Added Rep. Emily Sirota, a Denver Democrat, of the PERA investment in GEO: “There are plenty of good investments for PERA to direct retirees’ savings into. We don’t need to be using retirees’ savings to support a corporation that profits off ripping children from their parents and brutalizing families that are seeking asylum in our country.”
There is some recent precedent for the legislature weighing divestment of PERA money for political reasons, as opposed to financial ones.
The legislature in 2007 passed the “Sudan Divestment by Public Pension Plans” bill — it was later repealed — and in 2016 passed a bill titled “Divestment from Companies With Prohibitions Against Israel,” which was a statement of opposition to the Boycott, Divestment and Sanctions movement protesting the Israeli government’s treatment of Palestine.
Earlier this year, Sirota and Rep.
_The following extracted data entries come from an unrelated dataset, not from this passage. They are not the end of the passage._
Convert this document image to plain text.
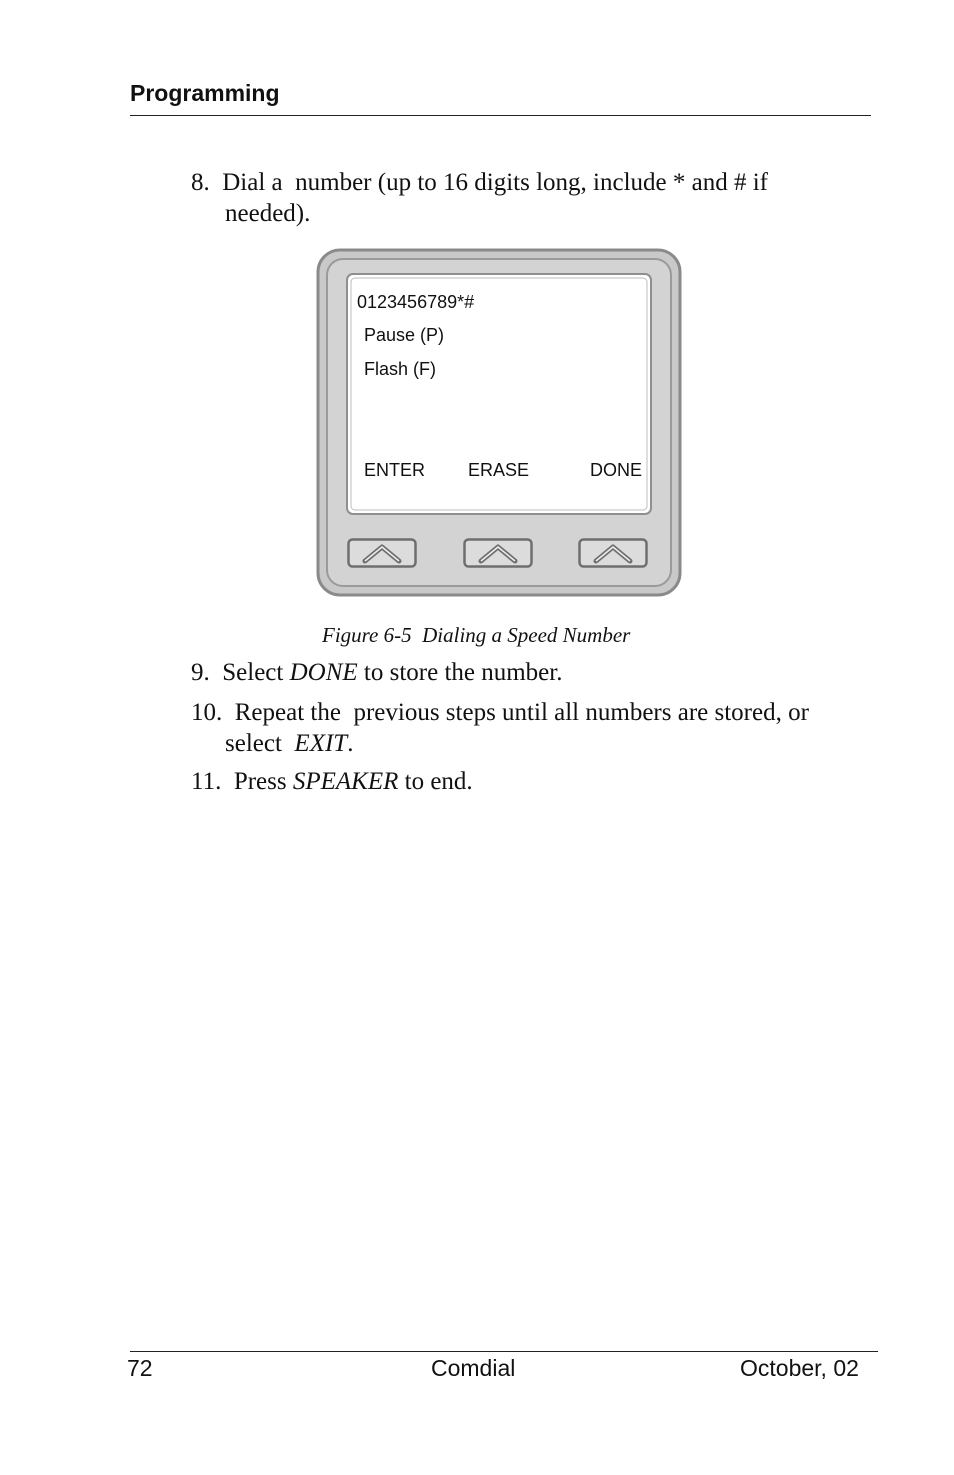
Programming
8.  Dial a  number (up to 16 digits long, include * and # if
needed).
0123456789*#
Pause (P)
Flash (F)
ENTER ERASE	DONE
Figure 6-5  Dialing a Speed Number
9.  Select DONE to store the number.
10.  Repeat the  previous steps until all numbers are stored, or
select  EXIT.
11.  Press SPEAKER to end.
72	Comdial	October, 02
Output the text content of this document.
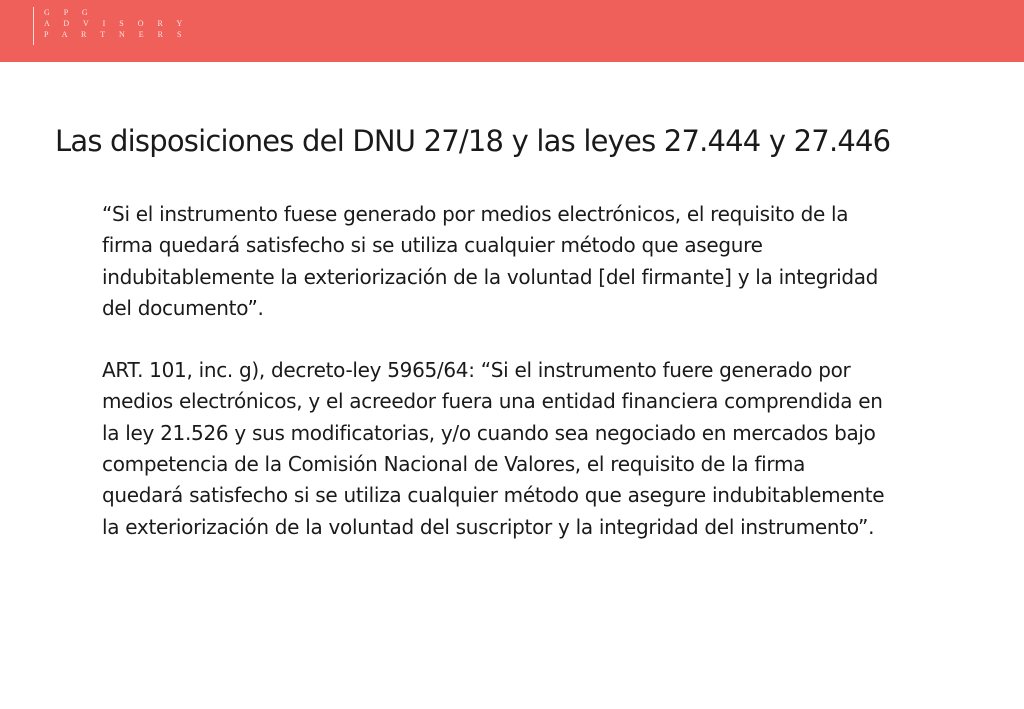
G P G
A D V I S O R Y
P A R T N E R S
Las disposiciones del DNU 27/18 y las leyes 27.444 y 27.446

“Si el instrumento fuese generado por medios electrónicos, el requisito de la
firma quedará satisfecho si se utiliza cualquier método que asegure
indubitablemente la exteriorización de la voluntad [del firmante] y la integridad
del documento”.

ART. 101, inc. g), decreto-ley 5965/64: “Si el instrumento fuere generado por
medios electrónicos, y el acreedor fuera una entidad financiera comprendida en
la ley 21.526 y sus modificatorias, y/o cuando sea negociado en mercados bajo
competencia de la Comisión Nacional de Valores, el requisito de la firma
quedará satisfecho si se utiliza cualquier método que asegure indubitablemente
la exteriorización de la voluntad del suscriptor y la integridad del instrumento”.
Chris Hansen, also a Denver Democrat, ran a bill to require a study into climate-related financial risk to PERA’s portfolio. The bill was defeated 11-1 in committee.
Were PERA to divest from GEO, the direction would have to come from the legislature. Earlier this year the PERA board adopted a policy on divestment, distancing itself from such decision-making.
“The world faces many critical issues today including genocide, pollution, terrorism, human and animal rights violations, and public health crises. As individual Americans, we enjoy the political and philosophical freedom to speak out against atrocities and join in those causes which are aligned with our personal beliefs,” it reads. “As an organization, however, PERA does not have the authority to determine social policy, foreign policy, economic policy, or any other policy beyond the operation of the retirement system.”
Explained board Chair Timothy O’Brien, “If we start taking up all these other issues — What about labor unions, and guns and opioids, and things like that? It’s not that we ignore these social and governance and environmental issues, et cetera. … (But) we will divest what the legislature tells us to divest from, rather than making individual decisions.”
He did caution, however, that divestment from GEO could be much trickier than pulling out the 0.00085 percent of the portfolio in question.
PERA’s been invested in GEO since 2004, and the investment is held in a bundle. The GEO stocks are, a spokeswoman said, “a passive investment within a US domestic equities portfolio.” O’Brien said it could cost a lot in fees to remove the GEO investment from that bundle.
“It you want to buy 500 stocks, you buy 500. You can’t buy 499 without incurring excessive costs,” he said.
PERA’s membership comprises workers from many different sectors, including public education, the judicial branch and the State Patrol. Occasionally, factions of the membership will advocate for divestment for ethics reasons — see, for example, the Fossil Free PERA movement.
It does not appear, however, that there is any organized movement calling for divestment from GEO, though one Carbondale resident recently raised the idea in a letter to The Aspen Times.
Emma Donahue, program manager at SecurePERA, a coalition representing the vast majority of PERA members, said her group has no comment on the GEO stocks.